Jak widzimy forma dyskusji proponowana przez Zychowicza jest nie do zaakceptowania, a jednak nie ma innej i wszyscy maja przymus zabierania głosu pod tym tekstem. Zychowicz gada prozą tak, jak Wencel wierszem, to jest ten sam poziom, a Sulima rezonuje im tekstami z filmu „Drogówka”. Nad tym wszystkim trzymają kryszę urzędnicy i ludzie dzielący dotacje. Tak bowiem i nie inaczej ma wyglądać intelektualne i emocjonalne życie polskich i mniejszościowy elit dzisiaj. Wśród takich emocji mamy się poruszać i o takich problemach rozmawiać. Zychowicz na przykład, odsłania przed nami swe serce i pisze, że nie może oderwać się od Trylogii, a tak przecież źli ludzie krytykują tego Sienkiewicza. Ja żyję trochę dłużej niż Zychowicz i widzę wyraźnie, że liczba obrońców prozy Henryka wzrasta w tempie wykładniczym, częstotliwość zaś bitew staczanych w jego obronie jest większa niż konkursów w skokach narciarskich w sezonie zimowym. Już każdy, w zasadzie co tydzień, musi powiedzieć, że Sienkiewicz i tylko Sienkiewicz, nikt więcej….No i ciągle znajduje ta gawęda wdzięcznych słuchaczy, albowiem nikt nie widzi co kryje się pod spodem, tak jak nikt nie widzi co kryje się za rzekomo herbertoidalnymi wierszami Wencla. Tam zaś kryje się pijany kolejarz z fiutem na wierzchu. I nic tego moi drodzy nie jest w stanie zmienić. My także nie. My możemy jedynie przywracać tym sprawom właściwy wymiar, co też i czynimy, ale nie za często, bo mamy mnóstwo swoich spraw do załatwienia.

Przypominam, że na stronie www.basnjakniedzwiedz.pl trwa promocja książek i czasopism. Baśń czeska i amerykańska po 10 zł, Baśń III po 15, tak samo Łowcy księży oraz Straż przednia. Nawigatory także po 10, ale ubywa ich w zastraszającym tempie, więc trzeba się spieszyć. Na tej samej stronie dostępny już jest nowy komiks Tomka Bereźnickiego zatytułowany „Kościuszko. Cena wolności”.

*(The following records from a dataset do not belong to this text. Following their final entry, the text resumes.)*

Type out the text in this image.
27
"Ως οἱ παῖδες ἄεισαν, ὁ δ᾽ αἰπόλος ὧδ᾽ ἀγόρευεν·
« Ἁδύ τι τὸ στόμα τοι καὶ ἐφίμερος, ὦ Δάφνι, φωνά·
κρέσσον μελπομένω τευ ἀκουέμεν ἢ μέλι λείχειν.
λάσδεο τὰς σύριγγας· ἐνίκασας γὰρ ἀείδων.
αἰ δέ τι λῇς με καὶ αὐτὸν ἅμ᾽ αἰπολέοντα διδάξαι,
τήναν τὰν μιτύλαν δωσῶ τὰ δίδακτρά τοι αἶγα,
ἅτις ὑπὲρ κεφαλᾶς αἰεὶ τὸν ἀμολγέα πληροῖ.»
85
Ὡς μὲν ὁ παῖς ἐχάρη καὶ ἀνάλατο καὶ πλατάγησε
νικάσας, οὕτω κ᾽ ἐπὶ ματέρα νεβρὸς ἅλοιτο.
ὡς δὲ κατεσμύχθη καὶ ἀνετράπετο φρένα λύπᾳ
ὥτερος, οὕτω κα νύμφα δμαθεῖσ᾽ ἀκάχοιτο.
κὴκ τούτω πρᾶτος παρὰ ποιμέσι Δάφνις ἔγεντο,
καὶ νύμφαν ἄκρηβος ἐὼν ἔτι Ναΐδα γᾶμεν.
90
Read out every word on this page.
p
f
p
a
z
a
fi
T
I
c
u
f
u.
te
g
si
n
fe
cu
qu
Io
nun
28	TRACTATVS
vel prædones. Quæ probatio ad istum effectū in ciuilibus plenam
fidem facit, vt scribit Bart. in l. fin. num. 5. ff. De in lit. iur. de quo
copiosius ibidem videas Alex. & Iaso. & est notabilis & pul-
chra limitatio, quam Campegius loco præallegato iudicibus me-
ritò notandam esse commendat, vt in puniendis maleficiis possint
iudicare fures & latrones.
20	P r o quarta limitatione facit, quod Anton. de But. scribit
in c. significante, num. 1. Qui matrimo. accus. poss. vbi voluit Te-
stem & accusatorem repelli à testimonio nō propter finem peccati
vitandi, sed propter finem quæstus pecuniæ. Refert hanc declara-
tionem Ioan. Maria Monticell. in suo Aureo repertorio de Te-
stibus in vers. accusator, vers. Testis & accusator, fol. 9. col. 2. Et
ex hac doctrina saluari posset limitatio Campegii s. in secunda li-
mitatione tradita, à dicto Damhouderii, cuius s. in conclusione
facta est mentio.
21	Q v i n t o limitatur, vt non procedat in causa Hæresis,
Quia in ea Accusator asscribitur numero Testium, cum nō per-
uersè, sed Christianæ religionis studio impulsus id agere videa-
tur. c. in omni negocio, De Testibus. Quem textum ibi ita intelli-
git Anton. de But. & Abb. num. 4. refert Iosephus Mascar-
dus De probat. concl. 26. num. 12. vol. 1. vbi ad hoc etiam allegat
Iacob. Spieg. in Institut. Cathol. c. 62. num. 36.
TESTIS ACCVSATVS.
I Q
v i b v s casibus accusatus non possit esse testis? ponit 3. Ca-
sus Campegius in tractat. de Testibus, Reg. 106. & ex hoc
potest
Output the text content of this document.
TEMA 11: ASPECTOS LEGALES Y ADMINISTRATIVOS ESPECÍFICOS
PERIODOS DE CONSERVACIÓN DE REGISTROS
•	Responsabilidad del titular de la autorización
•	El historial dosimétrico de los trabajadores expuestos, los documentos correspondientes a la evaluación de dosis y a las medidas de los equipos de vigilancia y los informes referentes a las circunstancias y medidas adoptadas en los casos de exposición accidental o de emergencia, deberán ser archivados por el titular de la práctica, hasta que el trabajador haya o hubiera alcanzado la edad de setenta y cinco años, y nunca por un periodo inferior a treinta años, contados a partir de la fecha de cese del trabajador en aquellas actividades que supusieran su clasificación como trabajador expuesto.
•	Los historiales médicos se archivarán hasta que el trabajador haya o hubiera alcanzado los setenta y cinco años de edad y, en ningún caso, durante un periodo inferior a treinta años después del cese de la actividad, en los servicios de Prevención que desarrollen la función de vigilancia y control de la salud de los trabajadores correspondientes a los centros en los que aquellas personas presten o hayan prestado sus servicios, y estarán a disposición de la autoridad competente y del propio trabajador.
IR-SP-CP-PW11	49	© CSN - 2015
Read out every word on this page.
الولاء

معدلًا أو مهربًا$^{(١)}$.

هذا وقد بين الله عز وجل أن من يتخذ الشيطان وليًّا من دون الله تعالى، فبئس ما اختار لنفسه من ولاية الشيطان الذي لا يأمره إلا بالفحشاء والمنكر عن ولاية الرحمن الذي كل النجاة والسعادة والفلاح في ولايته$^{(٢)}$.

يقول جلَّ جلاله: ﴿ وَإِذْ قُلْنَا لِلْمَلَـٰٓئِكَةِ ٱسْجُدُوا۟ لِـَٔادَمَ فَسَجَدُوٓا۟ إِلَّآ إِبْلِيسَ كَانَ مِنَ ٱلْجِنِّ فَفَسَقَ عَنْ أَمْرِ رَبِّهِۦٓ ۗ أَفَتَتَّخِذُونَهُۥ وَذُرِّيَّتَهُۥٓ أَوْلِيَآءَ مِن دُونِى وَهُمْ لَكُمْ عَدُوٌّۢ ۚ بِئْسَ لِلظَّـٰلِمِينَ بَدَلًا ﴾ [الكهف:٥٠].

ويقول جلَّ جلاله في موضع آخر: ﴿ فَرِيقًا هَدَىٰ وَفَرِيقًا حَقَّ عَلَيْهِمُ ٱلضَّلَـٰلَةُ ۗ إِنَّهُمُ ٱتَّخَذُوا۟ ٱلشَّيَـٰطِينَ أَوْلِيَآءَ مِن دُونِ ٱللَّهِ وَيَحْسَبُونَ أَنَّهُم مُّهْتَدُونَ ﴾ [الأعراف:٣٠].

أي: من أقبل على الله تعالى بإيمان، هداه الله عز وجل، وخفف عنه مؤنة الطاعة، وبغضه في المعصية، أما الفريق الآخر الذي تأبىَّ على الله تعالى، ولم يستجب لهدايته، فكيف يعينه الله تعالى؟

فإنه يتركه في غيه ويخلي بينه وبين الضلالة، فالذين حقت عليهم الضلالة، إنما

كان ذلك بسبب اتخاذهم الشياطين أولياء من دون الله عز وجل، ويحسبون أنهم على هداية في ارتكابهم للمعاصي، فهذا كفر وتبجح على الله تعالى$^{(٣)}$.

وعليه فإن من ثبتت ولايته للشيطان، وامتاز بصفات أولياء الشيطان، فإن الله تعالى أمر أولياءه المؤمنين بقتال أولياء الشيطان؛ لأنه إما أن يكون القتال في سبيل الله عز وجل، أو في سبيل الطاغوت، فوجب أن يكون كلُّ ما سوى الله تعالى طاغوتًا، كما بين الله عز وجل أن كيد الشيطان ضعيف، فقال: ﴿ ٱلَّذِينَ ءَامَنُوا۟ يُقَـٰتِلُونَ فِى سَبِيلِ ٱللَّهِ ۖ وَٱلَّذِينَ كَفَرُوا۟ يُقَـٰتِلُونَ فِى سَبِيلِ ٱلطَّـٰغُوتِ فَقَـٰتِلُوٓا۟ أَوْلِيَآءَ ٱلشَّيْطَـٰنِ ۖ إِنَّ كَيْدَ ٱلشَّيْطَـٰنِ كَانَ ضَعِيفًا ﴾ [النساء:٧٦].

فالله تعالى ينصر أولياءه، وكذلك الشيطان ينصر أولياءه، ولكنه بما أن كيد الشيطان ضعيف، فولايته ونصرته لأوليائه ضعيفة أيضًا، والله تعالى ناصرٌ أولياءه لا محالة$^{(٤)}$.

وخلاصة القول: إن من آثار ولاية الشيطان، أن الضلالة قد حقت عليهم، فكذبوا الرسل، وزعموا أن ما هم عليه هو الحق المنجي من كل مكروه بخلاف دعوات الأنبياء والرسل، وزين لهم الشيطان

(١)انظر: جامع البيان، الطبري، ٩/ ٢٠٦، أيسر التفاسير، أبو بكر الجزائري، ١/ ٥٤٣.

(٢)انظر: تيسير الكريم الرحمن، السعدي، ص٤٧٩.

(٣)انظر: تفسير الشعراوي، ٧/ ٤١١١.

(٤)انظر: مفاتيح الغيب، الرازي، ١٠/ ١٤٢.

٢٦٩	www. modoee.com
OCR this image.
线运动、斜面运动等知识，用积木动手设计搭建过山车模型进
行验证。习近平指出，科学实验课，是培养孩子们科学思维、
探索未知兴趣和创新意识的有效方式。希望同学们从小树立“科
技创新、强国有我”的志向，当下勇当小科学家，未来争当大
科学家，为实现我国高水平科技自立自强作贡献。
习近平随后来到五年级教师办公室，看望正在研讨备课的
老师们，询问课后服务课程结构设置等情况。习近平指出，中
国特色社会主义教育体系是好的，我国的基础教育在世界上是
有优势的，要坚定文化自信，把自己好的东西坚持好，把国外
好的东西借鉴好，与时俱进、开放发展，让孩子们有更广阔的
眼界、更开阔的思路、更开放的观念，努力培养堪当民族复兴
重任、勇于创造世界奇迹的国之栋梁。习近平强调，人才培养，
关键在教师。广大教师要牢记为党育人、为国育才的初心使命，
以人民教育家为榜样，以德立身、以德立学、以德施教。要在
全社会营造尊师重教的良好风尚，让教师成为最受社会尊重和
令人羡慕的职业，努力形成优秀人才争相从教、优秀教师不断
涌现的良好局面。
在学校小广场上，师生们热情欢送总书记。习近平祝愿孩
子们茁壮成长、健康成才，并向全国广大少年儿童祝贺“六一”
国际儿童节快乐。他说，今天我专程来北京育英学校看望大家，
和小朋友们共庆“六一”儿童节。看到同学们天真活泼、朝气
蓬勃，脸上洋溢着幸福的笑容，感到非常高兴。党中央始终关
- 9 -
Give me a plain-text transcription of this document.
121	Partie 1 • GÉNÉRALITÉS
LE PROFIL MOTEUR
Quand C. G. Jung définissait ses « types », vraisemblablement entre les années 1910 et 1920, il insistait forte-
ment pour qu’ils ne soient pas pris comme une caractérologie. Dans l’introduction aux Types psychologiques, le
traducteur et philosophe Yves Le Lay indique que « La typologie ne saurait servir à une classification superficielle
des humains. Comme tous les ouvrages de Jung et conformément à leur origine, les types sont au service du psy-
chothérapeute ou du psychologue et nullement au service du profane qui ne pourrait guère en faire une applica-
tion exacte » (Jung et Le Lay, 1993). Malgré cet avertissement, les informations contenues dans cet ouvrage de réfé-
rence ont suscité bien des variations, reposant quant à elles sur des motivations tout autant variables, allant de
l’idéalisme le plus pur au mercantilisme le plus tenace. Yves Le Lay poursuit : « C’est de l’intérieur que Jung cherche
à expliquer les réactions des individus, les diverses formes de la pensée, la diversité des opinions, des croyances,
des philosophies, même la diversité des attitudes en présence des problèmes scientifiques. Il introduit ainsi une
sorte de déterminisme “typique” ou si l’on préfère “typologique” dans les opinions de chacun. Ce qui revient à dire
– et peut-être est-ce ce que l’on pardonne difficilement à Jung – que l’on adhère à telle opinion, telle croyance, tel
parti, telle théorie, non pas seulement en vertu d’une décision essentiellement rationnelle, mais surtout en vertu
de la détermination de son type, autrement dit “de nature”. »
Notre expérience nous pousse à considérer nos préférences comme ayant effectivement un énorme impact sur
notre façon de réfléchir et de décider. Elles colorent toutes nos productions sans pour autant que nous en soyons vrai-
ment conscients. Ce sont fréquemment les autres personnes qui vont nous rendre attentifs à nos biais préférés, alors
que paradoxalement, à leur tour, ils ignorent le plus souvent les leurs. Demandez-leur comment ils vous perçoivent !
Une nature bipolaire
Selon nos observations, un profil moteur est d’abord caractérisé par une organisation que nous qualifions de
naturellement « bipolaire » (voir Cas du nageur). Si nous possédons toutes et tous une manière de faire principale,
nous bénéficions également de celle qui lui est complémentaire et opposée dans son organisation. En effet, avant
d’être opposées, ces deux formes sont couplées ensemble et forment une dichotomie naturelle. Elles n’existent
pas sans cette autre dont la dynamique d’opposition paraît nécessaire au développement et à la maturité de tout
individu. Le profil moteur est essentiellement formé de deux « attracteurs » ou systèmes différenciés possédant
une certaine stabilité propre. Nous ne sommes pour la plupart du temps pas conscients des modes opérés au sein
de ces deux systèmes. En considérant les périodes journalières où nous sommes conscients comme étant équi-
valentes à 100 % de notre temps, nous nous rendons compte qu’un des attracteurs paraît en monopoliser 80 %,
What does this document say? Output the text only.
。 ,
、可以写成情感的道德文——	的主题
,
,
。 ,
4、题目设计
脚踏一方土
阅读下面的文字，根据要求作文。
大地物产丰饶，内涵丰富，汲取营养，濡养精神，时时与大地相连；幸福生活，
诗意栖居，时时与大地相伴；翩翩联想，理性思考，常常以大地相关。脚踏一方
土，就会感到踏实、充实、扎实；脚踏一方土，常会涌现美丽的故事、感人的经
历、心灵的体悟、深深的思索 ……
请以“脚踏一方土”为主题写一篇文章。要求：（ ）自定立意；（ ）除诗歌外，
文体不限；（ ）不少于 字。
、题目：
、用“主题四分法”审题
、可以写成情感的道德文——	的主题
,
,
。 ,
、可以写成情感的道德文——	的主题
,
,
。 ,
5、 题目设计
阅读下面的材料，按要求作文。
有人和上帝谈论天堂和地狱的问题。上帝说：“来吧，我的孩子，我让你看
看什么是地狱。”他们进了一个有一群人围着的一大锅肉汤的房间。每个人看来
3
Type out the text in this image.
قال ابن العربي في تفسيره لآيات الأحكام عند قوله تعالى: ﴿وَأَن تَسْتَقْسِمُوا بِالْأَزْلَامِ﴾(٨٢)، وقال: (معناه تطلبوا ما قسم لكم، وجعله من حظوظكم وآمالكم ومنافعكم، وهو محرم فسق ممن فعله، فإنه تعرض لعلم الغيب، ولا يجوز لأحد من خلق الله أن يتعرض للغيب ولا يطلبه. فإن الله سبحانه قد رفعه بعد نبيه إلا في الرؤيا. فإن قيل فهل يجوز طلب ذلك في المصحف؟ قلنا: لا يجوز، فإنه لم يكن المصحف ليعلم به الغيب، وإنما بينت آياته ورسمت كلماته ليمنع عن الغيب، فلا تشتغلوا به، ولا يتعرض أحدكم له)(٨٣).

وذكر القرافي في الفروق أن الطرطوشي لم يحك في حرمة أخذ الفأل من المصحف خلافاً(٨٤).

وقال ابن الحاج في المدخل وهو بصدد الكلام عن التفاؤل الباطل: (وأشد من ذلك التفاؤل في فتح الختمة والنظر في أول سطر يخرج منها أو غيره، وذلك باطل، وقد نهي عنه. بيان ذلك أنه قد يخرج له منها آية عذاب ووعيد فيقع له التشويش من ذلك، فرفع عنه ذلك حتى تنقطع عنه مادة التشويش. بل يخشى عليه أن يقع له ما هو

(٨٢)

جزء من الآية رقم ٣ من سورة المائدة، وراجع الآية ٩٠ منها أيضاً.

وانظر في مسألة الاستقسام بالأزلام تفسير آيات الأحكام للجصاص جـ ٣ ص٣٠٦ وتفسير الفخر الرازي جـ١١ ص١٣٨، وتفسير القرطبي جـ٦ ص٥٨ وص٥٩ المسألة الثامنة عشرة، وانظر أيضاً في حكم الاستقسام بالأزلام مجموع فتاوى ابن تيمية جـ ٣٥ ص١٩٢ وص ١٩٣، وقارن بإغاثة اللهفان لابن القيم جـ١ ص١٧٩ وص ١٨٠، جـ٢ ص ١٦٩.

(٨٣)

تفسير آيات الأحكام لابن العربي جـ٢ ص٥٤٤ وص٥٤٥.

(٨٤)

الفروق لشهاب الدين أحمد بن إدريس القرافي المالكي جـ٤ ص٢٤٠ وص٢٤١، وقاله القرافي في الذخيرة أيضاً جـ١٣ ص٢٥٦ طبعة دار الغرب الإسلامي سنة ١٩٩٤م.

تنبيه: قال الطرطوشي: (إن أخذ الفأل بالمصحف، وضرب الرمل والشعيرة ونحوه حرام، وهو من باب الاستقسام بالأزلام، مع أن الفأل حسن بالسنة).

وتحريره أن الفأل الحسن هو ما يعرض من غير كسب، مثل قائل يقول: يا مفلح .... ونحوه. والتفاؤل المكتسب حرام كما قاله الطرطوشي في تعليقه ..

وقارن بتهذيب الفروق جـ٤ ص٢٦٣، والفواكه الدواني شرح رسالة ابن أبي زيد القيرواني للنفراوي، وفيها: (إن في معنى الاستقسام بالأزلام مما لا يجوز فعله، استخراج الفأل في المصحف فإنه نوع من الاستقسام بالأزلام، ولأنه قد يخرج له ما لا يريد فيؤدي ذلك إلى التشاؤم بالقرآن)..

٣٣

  74 komentarze do “O wrażliwych młodzieńcach i ich niezwykłych pasjach”

  1. Wencel mnie również nic a nic nie bierze, to taki niby bardziej uduchowiony Piekarczyk. Całe szczęście, że Wencel nie śpiewa…

  2. Siedziało sobie panne w miedziane wanne,

    Puscało sobie pscołe na dupe gołe..

    Przepraszam, tak mi się jakoś z tym Wenclem skojarzyło.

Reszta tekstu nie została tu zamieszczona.